Acoustic communication. Multiple mice are allowed to interact with one another in a naturalistic setting. By combining neurophysiological approaches with video/sound tracking, we can accurately record and assign sound to space (to accurately track ongoing bouts of vocalizations) and identify which neural circuits contribute to social behaviors that rely on acoustic communication (courtship, for example), as well as probing how communication deficits manifest in disease.
Brain-wide propagation of auditory hallucinations. Auditory hallucinations feature prominently in many psychiatric disorders. We utilize targeted noise exposures to induce auditory hallucinations in mice before engaging in auditory-guided behaviors. By longitudinally monitoring distinct neural populations, we aim to track cognitive deficits across learning, correlate these cognitive deficits with neural activity, and use cell-type specific manipulation strategies to alter the brain-wide propagation of hallucinatory signals to reverse these cognitive deficits.
Dr. Xia has dedicated her career to hearing research, focusing on cochlear physiology and mechanics in various animal models, including mice, gerbils, and chickens. She has developed a transgenic mouse model, investigated gene regulation in the cochlea, and contributed to advancements in gene therapy for inner ear disorders.
Since 2017, Dr. Xia has collaborated with Dr. Peter Santa Maria as a co-investigator on an R01 grant, as well as on several SPARK programs, leading a group of researchers studying cochlear immunity mechanisms. Together, they investigate cochlear immune responses to sensorineural hearing loss caused by chronic suppurative otitis media, noise-induced hearing loss, and autoimmune or immune-mediated inner ear diseases. Dr. Xia is also an expert in topical drug delivery, drug kinetics, and drug ototoxicity screening.
Vincent Yuan's translational research focuses on the mechanisms and treatment of chronic suppurative otitis media (CSOM) and Meniere's disease (MD), particularly from an immunological perspective, investigating both innate and adaptive immune responses. His studies examine how immune cells, such as macrophages and dendritic cells, are activated to produce proinflammatory mediators like TNFα and IL-1β. These cells not only drive inflammation but also influence the differentiation of T helper (Th) cell subsets, further escalating the immune response.
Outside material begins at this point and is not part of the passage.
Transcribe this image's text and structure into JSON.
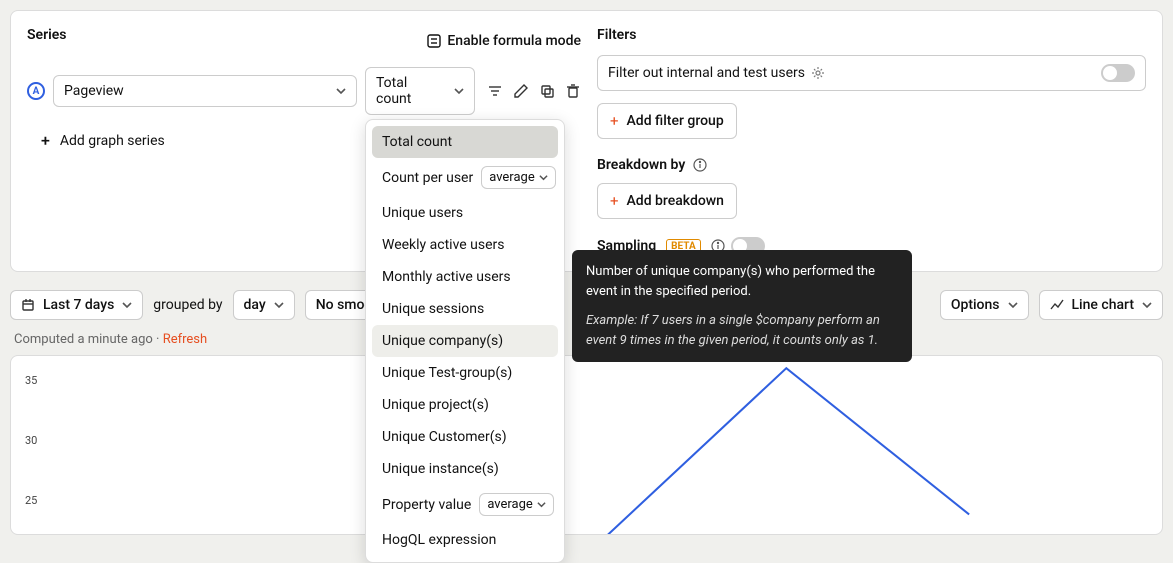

Additionally, Yuan's research explores the destructive effects, cell-cell crosstalk, and key signaling pathways activated by macrophages. A significant focus of his work is the role of the NLRP (NOD-like receptor protein) family in these processes. He investigates how NLRP proteins regulate inflammatory pathways that exacerbate chronic ear infections and inner ear disorders like MD. By exploring the interactions between innate and adaptive immune cells, Yuan aims to uncover critical mechanisms underlying unresolved inflammation in CSOM and MD, with the goal of identifying novel therapeutic targets.